庭園の企画段階から参加した発起人の一人です。定年後、ここでの活動は生活の大切な一部になっています。これまでに敷地内で詩の朗読をする「ソワ レ・ポエジー」など、文化イベントも開催しました。


開園日はビジター歓迎

毎週土曜と日曜の午前11時〜13時までが、ポタジェ・デ・ゾワゾーの開園日。土曜午前、まだ人のあまりいないマルシェ脇の入口から庭園を覗くと、主催者の一人ブリューノさんが一番乗りで準備を始めていた。

「ようこそ、はじめまして。ここは私達アソシエーションがパリ市から土地を無期限で貸与してもらい、開園日はビジター歓迎で一般解放する決まりになっているんだよ」と温かく迎えてくれた。こぢんまりとした敷地は約30の区画に分けられ、それぞれハーブや野菜、果物や花が植えられている。

「現在の参加者は30人くらい。原則的に3区の住民限定で、アソシエーションに志願メールを送ってくれたら、誰でも入れるよ」と、希望者はその区の住民であれば全員参加できるようだ。

「ただし、ここは面積が小さいから、全部の畑をメンバー全員で耕しているんだ。毎週末収穫された野菜や果物は、少しずつ分け合って持ち帰るけど、大した量にはならない。それよりも、皆でワイワイ話し合いながら土に触れて庭仕事をする楽しみが、この畑の醍醐味だよ」。そんな彼の言葉に、後からやってきたメンバー達もうなずいた。

オーガニックな畑作りの秘訣

敷地内にあるロッカーには、種や土のストックにスコップ等の道具、虎の巻のような資料ファイルがしまってある。メンバー達は中の資料を確認してから、思い思いの農作業に取りかかり始めた。

「この庭園はプロの指導者を立てず、皆が独学で試行錯誤しながら知識を付けていったんだ。私もここに参加する前は、まったくの素人だったよ」とブリューノさん。  

では栽培する植物は、どうやって決めているのだろうか?  

「育てるのは野菜だけではなく、ハーブや花もあるし、リンゴや梨の木も塀に沿って植えている。 Biodiversité(生物の多様性)が、畑作りにはとても大切なんだ」と語る。年間を通じて様々な植物を栽培しながら土壌を循環させているのだ。この日も梨の木の剪定(せんてい)を指導するなど、すっかり畑作りに詳しくなったブリューノさんだが、普段は公務員として働いているそうだ。  

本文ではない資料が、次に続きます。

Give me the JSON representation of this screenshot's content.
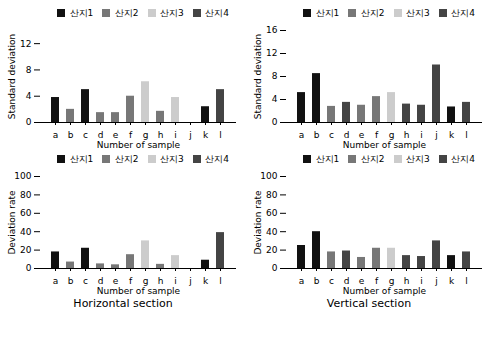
{
  "chart_data": [
    {
      "type": "bar",
      "categories": [
        "a",
        "b",
        "c",
        "d",
        "e",
        "f",
        "g",
        "h",
        "i",
        "j",
        "k",
        "l"
      ],
      "series": [
        {
          "name": "산지1",
          "color": "#111111",
          "values": [
            3.8,
            null,
            5.0,
            null,
            null,
            null,
            null,
            null,
            null,
            null,
            2.4,
            null
          ]
        },
        {
          "name": "산지2",
          "color": "#777777",
          "values": [
            null,
            2.0,
            null,
            1.5,
            1.5,
            4.0,
            null,
            1.7,
            null,
            0,
            null,
            null
          ]
        },
        {
          "name": "산지3",
          "color": "#cccccc",
          "values": [
            null,
            null,
            null,
            null,
            null,
            null,
            6.2,
            null,
            3.8,
            null,
            null,
            null
          ]
        },
        {
          "name": "산지4",
          "color": "#444444",
          "values": [
            null,
            null,
            null,
            null,
            null,
            null,
            null,
            null,
            null,
            null,
            null,
            5.0
          ]
        }
      ],
      "stacked": true,
      "legend": "upper right",
      "grid": false,
      "xlabel": "Number of sample",
      "ylabel": "Standard deviation",
      "ylim": [
        0,
        14
      ],
      "yticks": [
        0,
        4,
        8,
        12
      ]
    },
    {
      "type": "bar",
      "categories": [
        "a",
        "b",
        "c",
        "d",
        "e",
        "f",
        "g",
        "h",
        "i",
        "j",
        "k",
        "l"
      ],
      "series": [
        {
          "name": "산지1",
          "color": "#111111",
          "values": [
            5.2,
            8.5,
            null,
            null,
            null,
            null,
            null,
            null,
            null,
            null,
            2.7,
            null
          ]
        },
        {
          "name": "산지2",
          "color": "#777777",
          "values": [
            null,
            null,
            2.8,
            null,
            3.0,
            4.5,
            null,
            null,
            null,
            null,
            null,
            null
          ]
        },
        {
          "name": "산지3",
          "color": "#cccccc",
          "values": [
            null,
            null,
            null,
            null,
            null,
            null,
            5.2,
            null,
            null,
            null,
            null,
            null
          ]
        },
        {
          "name": "산지4",
          "color": "#444444",
          "values": [
            null,
            null,
            null,
            3.5,
            null,
            null,
            null,
            3.2,
            3.0,
            10.0,
            null,
            3.5
          ]
        }
      ],
      "stacked": true,
      "legend": "upper right",
      "grid": false,
      "xlabel": "Number of sample",
      "ylabel": "Standard deviation",
      "ylim": [
        0,
        16
      ],
      "yticks": [
        0,
        4,
        8,
        12,
        16
      ]
    },
    {
      "type": "bar",
      "title": "Horizontal section",
      "categories": [
        "a",
        "b",
        "c",
        "d",
        "e",
        "f",
        "g",
        "h",
        "i",
        "j",
        "k",
        "l"
      ],
      "series": [
        {
          "name": "산지1",
          "color": "#111111",
          "values": [
            18.0,
            null,
            22.0,
            null,
            null,
            null,
            null,
            null,
            null,
            null,
            9.0,
            null
          ]
        },
        {
          "name": "산지2",
          "color": "#777777",
          "values": [
            null,
            7.0,
            null,
            5.0,
            4.0,
            15.0,
            null,
            4.5,
            null,
            0,
            null,
            null
          ]
        },
        {
          "name": "산지3",
          "color": "#cccccc",
          "values": [
            null,
            null,
            null,
            null,
            null,
            null,
            30.0,
            null,
            14.0,
            null,
            null,
            null
          ]
        },
        {
          "name": "산지4",
          "color": "#444444",
          "values": [
            null,
            null,
            null,
            null,
            null,
            null,
            null,
            null,
            null,
            null,
            null,
            39.0
          ]
        }
      ],
      "stacked": true,
      "legend": "upper right",
      "grid": false,
      "xlabel": "Number of sample",
      "ylabel": "Deviation rate",
      "ylim": [
        0,
        100
      ],
      "yticks": [
        0,
        20,
        40,
        60,
        80,
        100
      ]
    },
    {
      "type": "bar",
      "title": "Vertical section",
      "categories": [
        "a",
        "b",
        "c",
        "d",
        "e",
        "f",
        "g",
        "h",
        "i",
        "j",
        "k",
        "l"
      ],
      "series": [
        {
          "name": "산지1",
          "color": "#111111",
          "values": [
            25.0,
            40.0,
            null,
            null,
            null,
            null,
            null,
            null,
            null,
            null,
            14.0,
            null
          ]
        },
        {
          "name": "산지2",
          "color": "#777777",
          "values": [
            null,
            null,
            18.0,
            null,
            12.0,
            22.0,
            null,
            null,
            null,
            null,
            null,
            null
          ]
        },
        {
          "name": "산지3",
          "color": "#cccccc",
          "values": [
            null,
            null,
            null,
            null,
            null,
            null,
            22.0,
            null,
            null,
            null,
            null,
            null
          ]
        },
        {
          "name": "산지4",
          "color": "#444444",
          "values": [
            null,
            null,
            null,
            19.0,
            null,
            null,
            null,
            14.0,
            13.0,
            30.0,
            null,
            18.0
          ]
        }
      ],
      "stacked": true,
      "legend": "upper right",
      "grid": false,
      "xlabel": "Number of sample",
      "ylabel": "Deviation rate",
      "ylim": [
        0,
        100
      ],
      "yticks": [
        0,
        20,
        40,
        60,
        80,
        100
      ]
    }
  ]
}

庭園内の植物はすべて有機栽培。これはパリ市が共同庭園を始めた当初からの規定で、「空いている土地を提供してもらう代わり荒れ地にせず、化学肥料を使わないで耕していくことになっている」とのこと。

共同庭園
気心の知れたメンバー達は、種植えに没頭したり、井戸端会議に花を咲かせたりと、それぞれが自由に楽しみながら都市型農園のひと時を過ごす。

ガーデニング
土作りから種植え、剪定や収穫まで、セシルさんが実地で伝授してくれる。青空の下、土に触れながら自然と笑顔になる生徒達。


共同庭園
参加者の日本人アーティスト、Rieko Koga さんが担当する区画はミクロ日本庭園。小さな子供にも人気のスペースだ。

共同庭園
アソシエーションの実行委員の一人で、スポークスマン的な存在のブリューノさん。庭園の設立数年後からの参加ながら、今では園芸のエキスパートに。

世代を超えた交流の場

ポタジェ・デ・ゾワゾーは2004年に設立。参加者層は幅広い。「世代もバラバラで、家族で参加している会員もいる。定年後の趣味として来ている人もいるし、あとは外国人も」。中心となる年齢層は40〜60代。セカンドライフを送るシニア層はやはり多く、もともと近所付き合いをしていた昔なじみの友人同士で参加しているという仲良しグループもいた。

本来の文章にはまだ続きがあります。